There were 610 clinicians (396 clinical officers and 214 physicians), 44 pharmacists and 98 pharmacy technicians and 7264 nurses registered in Malawi. At the end of March 2007 there were 85 clinical officer and physician full-time equivalents (FTEs) and 91 nurse FTEs providing HAART to 95,674 patients. The human resources used for the delivery of HAART comprised 13.9% of all clinical officers and physicians and 1.1% of all nurses. Using the estimated numbers of health professionals from the literature required 15.7–31.4% of all physicians and clinical officers, 66.5–199.3% of all pharmacists and pharmacy technicians and 2.6 to 9.2% of all the available nurses. To provide HAART to all the 170,000 HIV infected persons estimated as clinically eligible would require 4.7% to 16.4% of the total number of nurses, 118.1% to 354.2% of all the available pharmacists and pharmacy technicians and 27.9% to 55.7% of all clinical officers and physicians. The actual number of health professionals working in the delivery of HAART in the clinics represented 44% to 88.8% (for clinical officers and medical doctors) and 13.6% and 47.6% (for nurses), of what would have been needed based on the literature estimation.

Conclusion

HAART provision is a labour intensive exercise.
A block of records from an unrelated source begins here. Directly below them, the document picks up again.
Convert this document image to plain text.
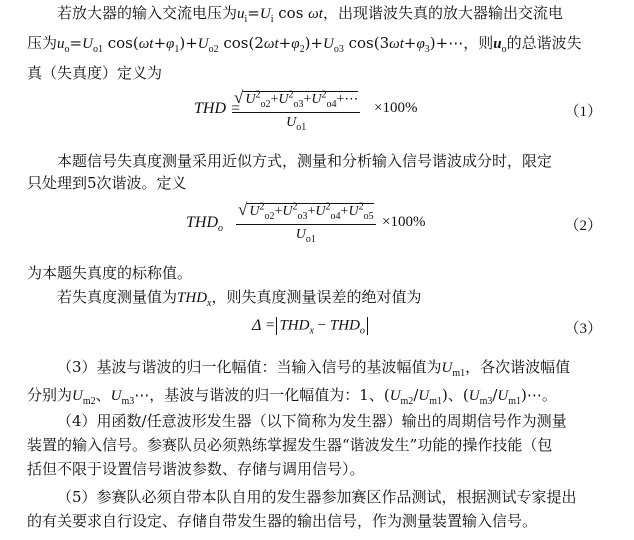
若放大器的输入交流电压为$u_i=U_i$ cos ωt，出现谐波失真的放大器输出交流电
压为$u_o=U_{o1}$ $\cos(\omega t+\varphi_1)+U_{o2}$ $\cos(2\omega t+\varphi_2)+U_{o3}$ $\cos(3\omega t+\varphi_3)+\cdots$，则$u_o$的总谐波失
真（失真度）定义为
THD =
$\frac{√ U^2_{o2}+U^2_{o3}+U^2_{o4}+\cdots}{U_{o1}} \times 100\%$	（1）
本题信号失真度测量采用近似方式，测量和分析输入信号谐波成分时，限定
只处理到5次谐波。定义
$THD_o \frac{√ U^2_{o2}+U^2_{o3}+U^2_{o4}+U^2_{o5}}{U_{o1}} \times 100\%$	（2）
为本题失真度的标称值。
若失真度测量值为$THD_x$，则失真度测量误差的绝对值为
$\Delta = THD_x - THD_o$	（3）
（3）基波与谐波的归一化幅值：当输入信号的基波幅值为$U_{m1}$，各次谐波幅值
分别为$U_{m2}$、$U_{m3}\cdots$，基波与谐波的归一化幅值为：1、$(U_{m2}/U_{m1})$、$(U_{m3}/U_{m1})\cdots$。
（4）用函数/任意波形发生器（以下简称为发生器）输出的周期信号作为测量
装置的输入信号。参赛队员必须熟练掌握发生器“谐波发生”功能的操作技能（包
括但不限于设置信号谐波参数、存储与调用信号）。
（5）参赛队必须自带本队自用的发生器参加赛区作品测试，根据测试专家提出
的有关要求自行设定、存储自带发生器的输出信号，作为测量装置输入信号。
Although these data are insufficient to determine whether HAART scale-up has resulted in the weakening or strengthening of the health systems in Malawi, the human resources requirements for HAART scale-up are significant. Malawi is using far less human resources than would be estimated based on the literature from other settings. The impact of HAART scale-up on the overall delivery of health services should be assessed.